Stéphane Hardouin : Ce problème existe ailleurs en France. Il y a 10 ans, j’étais procureur à Compiègne, où il existait un problème de désert médical. Ce n’est pas le cas du Val-de-Marne, qui compte une cinquantaine d’établissements de santé. Nous avons d’ailleurs discuté au sein de la conférence des procureurs de l’opportunité de recourir à la télémédecine pour pallier ces carences qui impactent l’activité judiciaire.
Actu-Juridique : Pourquoi avez-vous choisi de faire appel à SOS Médecins ?

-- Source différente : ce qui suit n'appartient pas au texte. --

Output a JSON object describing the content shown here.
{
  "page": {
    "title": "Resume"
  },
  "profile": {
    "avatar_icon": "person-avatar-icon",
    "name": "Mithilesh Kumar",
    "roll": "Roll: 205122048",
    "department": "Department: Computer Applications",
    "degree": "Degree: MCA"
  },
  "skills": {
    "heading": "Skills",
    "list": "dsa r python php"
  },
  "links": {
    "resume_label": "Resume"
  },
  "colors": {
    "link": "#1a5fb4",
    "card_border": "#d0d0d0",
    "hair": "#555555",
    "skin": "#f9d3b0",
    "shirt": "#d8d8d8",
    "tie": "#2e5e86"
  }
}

Stéphane Hardouin : Il fallait un opérateur pourvu d’équipes mobiles. SOS Médecins nous demandait de nous engager sur un minimum d’interventions. Il était facile de calculer cela, en prenant la moyenne basse des gardes à vue sur l’année. L’opérateur souhaitait également ne pas avoir à « tourner » dans tous les commissariats, où des gardes à vue peuvent commencer toutes les heures. Nous avons donc décidé de centraliser ces examens à l’hôtel de police de Créteil. Il y a deux créneaux d’examen, à partir de 11 heures et de 17 heures. Depuis la convention, cela marche très bien. Avec le président du tribunal, nous avons estimé à 700 000 euros notre budget de réquisitions à l’année. Nous avons obtenu le soutien et l’accord des chefs de cour au vu de l’importance du sujet.
Actu-Juridique : Comment fonctionne l’UMJ aujourd’hui ?
Stéphane Hardouin : L’UMJ intervient encore dans des cas pathologiques ou qui peuvent apparaître d’urgence médicale, concernant par exemple des enfants, des femmes enceintes, des personnes diabétiques ou cardiaques. En dehors de ces cas précis, l’UMJ de Créteil a été délestée de cet examen de compatibilité et a pu se recentrer sur sa mission de médecine légale. Pour les médecins légistes, il est plus intéressant d’intervenir sur de vraies questions médico-légales, telles que l’évaluation d’une ITT ou d’un traumatisme. Cela leur a permis d’examiner les victimes dans de meilleurs délais. C’est une bonne chose : quand une personne porte plainte pour viol dans un commissariat, elle doit pouvoir avoir rapidement rendez-vous à l’UMJ pour que les preuves et lésions puissent être constatées et qu’un accompagnement psychologique soit proposé. Il est normal qu’une UMJ se recentre sur cette mission primordiale.